Il faut aussi avoir conscience que les tumeurs de prostate sont hétérogènes : les plus nombreuses, à évolution très lente sans conséquence à l’échelle d’une vie (tumeurs indolentes), et d’autres plus agressives capables de mettre en jeu la vie du patient. En l’absence de marqueur précis d’évolutivité, l’utilisation du dosage de PSA à grande échelle mène à détecter un grand nombre de tumeurs indolentes (soit un sur-diagnostic, dans le sens excès de diagnostic), non repérables par le médecin, qui sont alors l’objet de traitements plus ou moins agressifs, mais tous inutiles ! C’est cet inconvénient définitif qui est inacceptable compte tenu de la morbi-mortalité associée aux traitements.

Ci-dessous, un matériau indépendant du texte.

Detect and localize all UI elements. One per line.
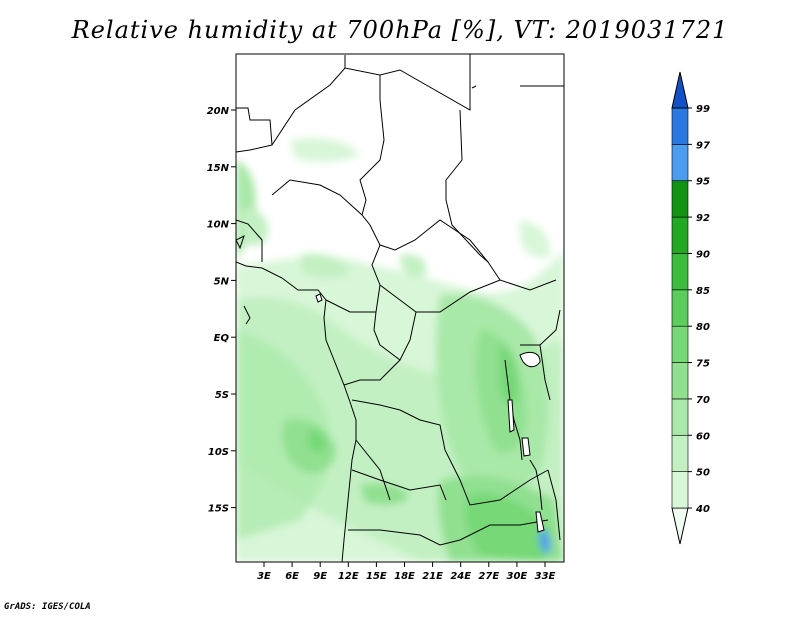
lon-label: 18E	[394, 571, 415, 582]
colorbar-segment	[671, 253, 689, 291]
colorbar-segment	[671, 325, 689, 363]
colorbar-label: 90	[696, 249, 710, 260]
lat-label: 20N	[207, 106, 230, 117]
lon-label: 15E	[366, 571, 387, 582]
lat-ticks: 20N 15N 10N 5N EQ 5S 10S 15S	[207, 106, 236, 515]
colorbar-label: 92	[696, 213, 710, 224]
lat-label: 15S	[208, 504, 229, 515]
lat-label: 5N	[214, 276, 230, 287]
colorbar-segment	[671, 289, 689, 327]
humidity-field	[236, 54, 564, 562]
lat-label: 10N	[207, 220, 230, 231]
colorbar-segment	[671, 362, 689, 400]
lon-label: 24E	[450, 571, 471, 582]
lon-label: 30E	[507, 571, 528, 582]
colorbar-segment	[671, 398, 689, 436]
lon-label: 9E	[313, 571, 327, 582]
colorbar-label: 75	[696, 359, 710, 370]
colorbar-segment	[671, 71, 689, 109]
map-frame	[235, 53, 565, 563]
lon-ticks: 3E 6E 9E 12E 15E 18E 21E 24E 27E 30E 33E	[257, 562, 556, 582]
lon-label: 27E	[478, 571, 499, 582]
colorbar-label: 70	[696, 395, 710, 406]
colorbar-label: 80	[696, 322, 710, 333]
lon-label: 33E	[535, 571, 556, 582]
lat-label: 10S	[208, 447, 229, 458]
lon-label: 3E	[257, 571, 271, 582]
grads-credit: GrADS: IGES/COLA	[4, 602, 91, 612]
colorbar-segment	[671, 434, 689, 472]
map-title: Relative humidity at 700hPa [%], VT: 201…	[71, 16, 729, 44]
lat-label: EQ	[214, 333, 230, 344]
colorbar-label: 50	[696, 468, 710, 479]
lon-label: 6E	[285, 571, 299, 582]
lat-label: 15N	[207, 163, 230, 174]
colorbar-label: 60	[696, 431, 710, 442]
colorbar-label: 95	[696, 177, 710, 188]
colorbar-segment	[671, 471, 689, 509]
colorbar-label: 40	[695, 504, 710, 515]
lat-label: 5S	[215, 390, 229, 401]
colorbar-label: 97	[696, 140, 710, 151]
colorbar-segment	[671, 107, 689, 145]
colorbar-label: 99	[696, 104, 710, 115]
colorbar-segment	[671, 180, 689, 218]
lon-label: 21E	[422, 571, 443, 582]
lon-label: 12E	[338, 571, 359, 582]
colorbar: 40 50 60 70 75 80 85 90 92 95 97 99	[671, 71, 710, 545]
colorbar-label: 85	[696, 286, 710, 297]
colorbar-segment	[671, 144, 689, 182]
colorbar-segment	[671, 216, 689, 254]
colorbar-segment	[671, 507, 689, 545]
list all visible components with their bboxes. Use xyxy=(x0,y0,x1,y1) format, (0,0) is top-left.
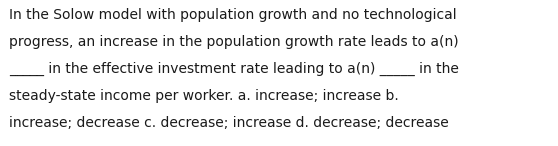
Text: In the Solow model with population growth and no technological: In the Solow model with population growt… xyxy=(9,8,456,22)
Text: increase; decrease c. decrease; increase d. decrease; decrease: increase; decrease c. decrease; increase… xyxy=(9,116,449,130)
Text: progress, an increase in the population growth rate leads to a(n): progress, an increase in the population … xyxy=(9,35,459,49)
Text: _____ in the effective investment rate leading to a(n) _____ in the: _____ in the effective investment rate l… xyxy=(9,62,459,76)
Text: steady-state income per worker. a. increase; increase b.: steady-state income per worker. a. incre… xyxy=(9,89,399,103)
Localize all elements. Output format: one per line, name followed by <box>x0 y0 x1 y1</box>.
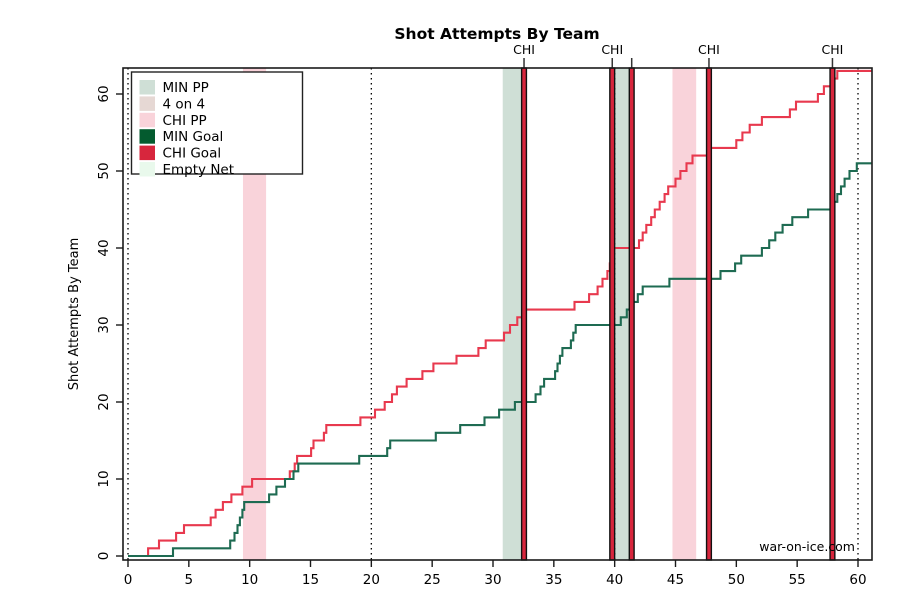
band-chi-pp <box>672 68 697 560</box>
x-tick-label: 5 <box>185 572 194 588</box>
legend-label-4-on-4: 4 on 4 <box>163 96 206 112</box>
y-tick-label: 0 <box>96 552 112 561</box>
legend-swatch-min-goal <box>139 129 155 144</box>
watermark: war-on-ice.com <box>759 539 855 554</box>
goal-line-chi <box>609 67 616 561</box>
legend-label-empty-net: Empty Net <box>163 162 235 178</box>
legend-swatch-min-pp <box>139 80 155 95</box>
y-axis-title: Shot Attempts By Team <box>67 238 82 391</box>
chart-title: Shot Attempts By Team <box>394 25 599 43</box>
x-tick-label: 50 <box>728 572 745 588</box>
x-tick-label: 45 <box>667 572 684 588</box>
x-tick-label: 40 <box>606 572 623 588</box>
y-tick-label: 50 <box>96 162 112 179</box>
goal-label-chi: CHI <box>513 42 535 57</box>
y-tick-label: 60 <box>96 85 112 102</box>
x-tick-label: 25 <box>424 572 441 588</box>
band-min-pp <box>502 68 524 560</box>
band-chi-pp <box>242 68 267 560</box>
x-tick-label: 35 <box>545 572 562 588</box>
y-tick-label: 10 <box>96 470 112 487</box>
legend-box <box>130 71 304 175</box>
legend-swatch-empty-net <box>139 162 155 177</box>
legend-swatch-chi-goal <box>139 145 155 161</box>
x-tick-label: 20 <box>363 572 380 588</box>
x-tick-label: 15 <box>302 572 319 588</box>
goal-line-chi <box>705 67 713 561</box>
goal-label-chi: CHI <box>822 42 844 57</box>
x-tick-label: 30 <box>484 572 501 588</box>
goal-line-chi <box>628 67 635 561</box>
min-shot-attempts-step-line <box>128 162 872 558</box>
goal-label-chi: CHI <box>698 42 720 57</box>
y-tick-label: 40 <box>96 239 112 256</box>
goal-line-chi <box>829 67 836 561</box>
legend-swatch-chi-pp <box>139 112 155 128</box>
band-min-pp <box>614 68 632 560</box>
y-tick-label: 20 <box>96 393 112 410</box>
legend-label-chi-goal: CHI Goal <box>163 146 222 162</box>
legend-label-min-goal: MIN Goal <box>163 129 224 145</box>
y-tick-label: 30 <box>96 316 112 333</box>
x-tick-label: 60 <box>849 572 866 588</box>
x-tick-label: 0 <box>124 572 133 588</box>
legend-label-chi-pp: CHI PP <box>163 113 207 129</box>
goal-line-chi <box>520 67 528 561</box>
goal-label-chi: CHI <box>601 42 623 57</box>
x-tick-label: 55 <box>789 572 806 588</box>
plot-border <box>122 67 873 561</box>
legend-label-min-pp: MIN PP <box>163 80 209 96</box>
legend-swatch-4-on-4 <box>139 96 155 111</box>
x-tick-label: 10 <box>241 572 258 588</box>
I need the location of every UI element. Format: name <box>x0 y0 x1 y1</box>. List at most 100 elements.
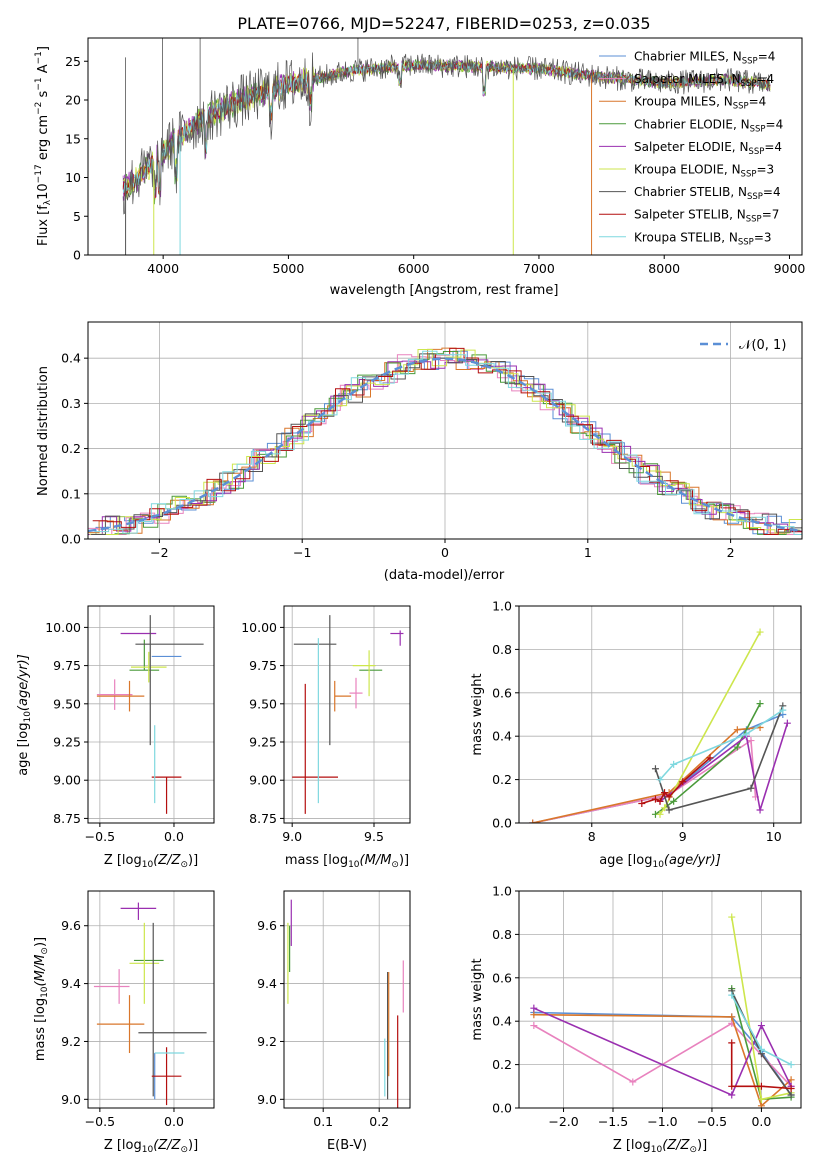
label-part: )] <box>188 1138 198 1153</box>
x-axis-label: E(B-V) <box>327 1138 367 1153</box>
x-axis-label: Z [log10(Z/Z⊙)] <box>613 1138 707 1155</box>
label-part: SSP <box>738 237 754 247</box>
x-tick-label: 6000 <box>398 261 430 276</box>
data-marker <box>656 810 664 818</box>
label-part: Chabrier ELODIE <box>634 117 733 131</box>
data-marker <box>670 760 678 768</box>
label-part: 4 <box>759 95 767 109</box>
x-tick-label: −2 <box>150 545 168 560</box>
label-part: = <box>754 230 764 244</box>
label-part: −1 <box>34 51 44 64</box>
label-part: 10 <box>40 986 50 998</box>
label-part: ⊙ <box>689 1145 697 1155</box>
age-vs-mass-panel: 9.0 9.5 8.75 9.00 9.25 9.50 9.75 10.00 mass [log… <box>241 605 411 870</box>
label-part: = <box>756 163 766 177</box>
label-part: Kroupa ELODIE <box>634 163 724 177</box>
data-marker <box>670 797 678 805</box>
y-tick-label: 10 <box>65 170 81 185</box>
y-tick-label: 0 <box>73 248 81 263</box>
y-tick-label: 0.3 <box>61 396 81 411</box>
x-tick-label: 5000 <box>273 261 305 276</box>
label-part: 10 <box>652 860 664 870</box>
data-marker <box>529 819 537 823</box>
label-part: 4 <box>767 72 775 86</box>
mass-vs-ebv-panel: 0.1 0.2 9.0 9.2 9.4 9.6 E(B-V) <box>257 890 411 1153</box>
y-tick-label: 9.0 <box>257 1092 277 1107</box>
label-part: mass [log <box>285 853 348 868</box>
data-marker <box>665 793 673 801</box>
y-tick-label: 9.6 <box>257 918 277 933</box>
weight-line <box>533 1007 792 1097</box>
label-part: ⊙ <box>180 1145 188 1155</box>
label-part: )] <box>399 853 409 868</box>
label-part: 10 <box>23 711 33 723</box>
data-marker <box>787 1061 795 1069</box>
label-part: , <box>732 140 740 154</box>
label-part: N <box>741 117 750 131</box>
y-tick-label: 25 <box>65 54 81 69</box>
label-part: ⊙ <box>391 860 399 870</box>
label-part: (age/yr)] <box>16 654 31 711</box>
label-part: Salpeter ELODIE <box>634 140 732 154</box>
x-tick-label: 8000 <box>648 261 680 276</box>
y-tick-label: 9.00 <box>249 773 277 788</box>
y-tick-label: 9.25 <box>249 735 277 750</box>
data-marker <box>742 730 750 738</box>
axes-frame <box>518 890 802 1109</box>
weight-line <box>532 739 757 823</box>
label-part: −1 <box>34 77 44 90</box>
x-tick-label: −2.0 <box>548 1114 578 1129</box>
label-part: age [log <box>599 853 652 868</box>
y-tick-label: 9.6 <box>61 918 81 933</box>
x-tick-label: 9.5 <box>364 829 384 844</box>
axes-frame <box>283 890 411 1109</box>
x-tick-label: 2 <box>727 545 735 560</box>
plot-area <box>93 902 207 1106</box>
plot-area <box>292 615 404 814</box>
label-part: Z [log <box>104 1138 142 1153</box>
y-tick-label: 0.6 <box>492 685 512 700</box>
data-marker <box>757 1082 765 1090</box>
label-part: ⊙ <box>180 860 188 870</box>
data-marker <box>728 1091 736 1099</box>
label-part: N <box>739 140 748 154</box>
label-part: A <box>36 64 51 77</box>
label-part: SSP <box>746 215 762 225</box>
label-part: , <box>724 72 732 86</box>
spectrum-panel: 4000 5000 6000 7000 8000 9000 0 5 10 15 20 25 wavele… <box>34 37 806 298</box>
y-tick-label: 5 <box>73 209 81 224</box>
x-tick-label: −0.5 <box>85 829 115 844</box>
data-marker <box>661 804 669 812</box>
label-part: 7 <box>772 208 780 222</box>
label-part: )] <box>188 853 198 868</box>
axes-frame <box>283 605 411 824</box>
y-tick-label: 0.0 <box>61 532 81 547</box>
label-part: Kroupa STELIB <box>634 230 721 244</box>
axes-frame <box>87 321 803 540</box>
legend-label: Kroupa ELODIE, NSSP=3 <box>634 163 774 180</box>
label-part: N <box>733 50 742 64</box>
label-part: s <box>36 90 51 101</box>
label-part: 10 <box>651 1145 663 1155</box>
histogram-step <box>89 349 802 535</box>
x-tick-label: 9000 <box>774 261 806 276</box>
label-part: N <box>732 72 741 86</box>
data-marker <box>756 806 764 814</box>
label-part: Z [log <box>104 853 142 868</box>
legend-label: 𝒩(0, 1) <box>739 338 786 353</box>
x-tick-label: 7000 <box>523 261 555 276</box>
label-part: 4 <box>773 185 781 199</box>
data-marker <box>629 1078 637 1086</box>
label-part: = <box>758 50 768 64</box>
legend-label: Salpeter ELODIE, NSSP=4 <box>634 140 782 157</box>
label-part: , <box>733 117 741 131</box>
x-tick-label: −1 <box>293 545 311 560</box>
label-part: N <box>729 230 738 244</box>
data-marker <box>747 784 755 792</box>
y-axis-label: age [log10(age/yr)] <box>16 654 33 776</box>
label-part: 4 <box>768 50 776 64</box>
x-tick-label: 1 <box>584 545 592 560</box>
weight-line <box>659 631 761 815</box>
y-axis-label: mass [log10(M/M⊙)] <box>33 937 50 1061</box>
y-tick-label: 9.0 <box>61 1092 81 1107</box>
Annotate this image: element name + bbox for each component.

L’importance du sur-diagnostic associé au dépistage de masse rend l’offre de soins totalement inadaptée : pour 1000 hommes, le dépistage est au mieux utile pour 1 seul homme et inutile pour 999 parmi lesquels 36 hommes seront sur-traités. En découle une pléthore d’actes et d’effet secondaires supplémentaires et donc inutiles: 18 prostatectomies, 10 radiothérapies, 7 hormonothérapies, 14 cas d’impuissance, 3 d’incontinence…

Aujourd’hui la consommation de test PSA en France est celle d’un dépistage de masse inorganisé. L’arrêt de cette sur-consommation par la population ne serait pas aux dépens des hommes atteints de cancer de la prostate ni ceux inquiets d’être porteur d’un cancer mais au bénéfice des hommes sains ou dont le cancer est indolent.